Hello,
I have been baking with SD starter for many years, and last spring purchase the KAF sour dough starter. As my family now live in other areas of the country I find I am not baking bread as often. I try to feed my starter weekly but have gone 3 weeks without feeding it. I do keep it refrigerated after feeding. So far I have been very lucky with my starter. I have always hated discarding perfectly good starter. I am always looking for new recipes to use the discard. Recently I found a recipe for Sour Dough Pineapple Carrot Cake on the KAF website and I have been making that with the discard. Recently I tried using grated raw sweet potato instead of carrots and it turned out just as good.
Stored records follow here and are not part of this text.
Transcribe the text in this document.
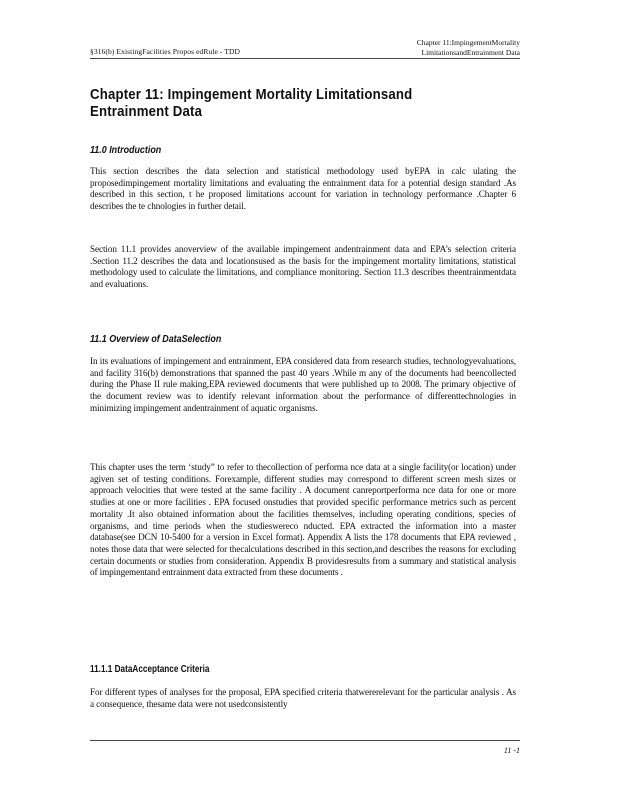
§316(b) ExistingFacilities Propos edRule - TDD
Chapter 11:ImpingementMortality
LimitationsandEntrainment Data
Chapter 11: Impingement Mortality Limitationsand Entrainment Data
11.0 Introduction
This section describes the data selection and statistical methodology used byEPA in calc ulating the proposedimpingement mortality limitations and evaluating the entrainment data for a potential design standard .As described in this section, t he proposed limitations account for variation in technology performance .Chapter 6 describes the te chnologies in further detail.
Section 11.1 provides anoverview of the available impingement andentrainment data and EPA’s selection criteria .Section 11.2 describes the data and locationsused as the basis for the impingement mortality limitations, statistical methodology used to calculate the limitations, and compliance monitoring. Section 11.3 describes theentrainmentdata and evaluations.
11.1 Overview of DataSelection
In its evaluations of impingement and entrainment, EPA considered data from research studies, technologyevaluations, and facility 316(b) demonstrations that spanned the past 40 years .While m any of the documents had beencollected during the Phase II rule making,EPA reviewed documents that were published up to 2008. The primary objective of the document review was to identify relevant information about the performance of differenttechnologies in minimizing impingement andentrainment of aquatic organisms.
This chapter uses the term ‘study” to refer to thecollection of performa nce data at a single facility(or location) under agiven set of testing conditions. Forexample, different studies may correspond to different screen mesh sizes or approach velocities that were tested at the same facility . A document canreportperforma nce data for one or more studies at one or more facilities . EPA focused onstudies that provided specific performance metrics such as percent mortality .It also obtained information about the facilities themselves, including operating conditions, species of organisms, and time periods when the studieswereco nducted. EPA extracted the information into a master database(see DCN 10-5400 for a version in Excel format). Appendix A lists the 178 documents that EPA reviewed , notes those data that were selected for thecalculations described in this section,and describes the reasons for excluding certain documents or studies from consideration. Appendix B providesresults from a summary and statistical analysis of impingementand entrainment data extracted from these documents .
11.1.1 DataAcceptance Criteria
For different types of analyses for the proposal, EPA specified criteria thatwererelevant for the particular analysis . As a consequence, thesame data were not usedconsistently
11 -1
I bake the cake in small loaves or 8 inch round pans and give them to my neighbors and friends. Lately i have been not adding the carrots until the end and dividing the batter in half added grated carrots to one and grated raw sweet potatoes to the other. The neighbors and friends says that is the best carrot cake or sweet potato cake they have ever eaten and I agree with them. The sour dough pancakes and waffles are also very good. I will find the recipe for SD popovers also and try them.
Here is my question : I have many friends who are Glluten Intolerant and are asking me if I can make a sour dough starter that is gluten free, is that possible?
Thank you for maintaining this site. There is so much helpful information and I enjoy reading them all.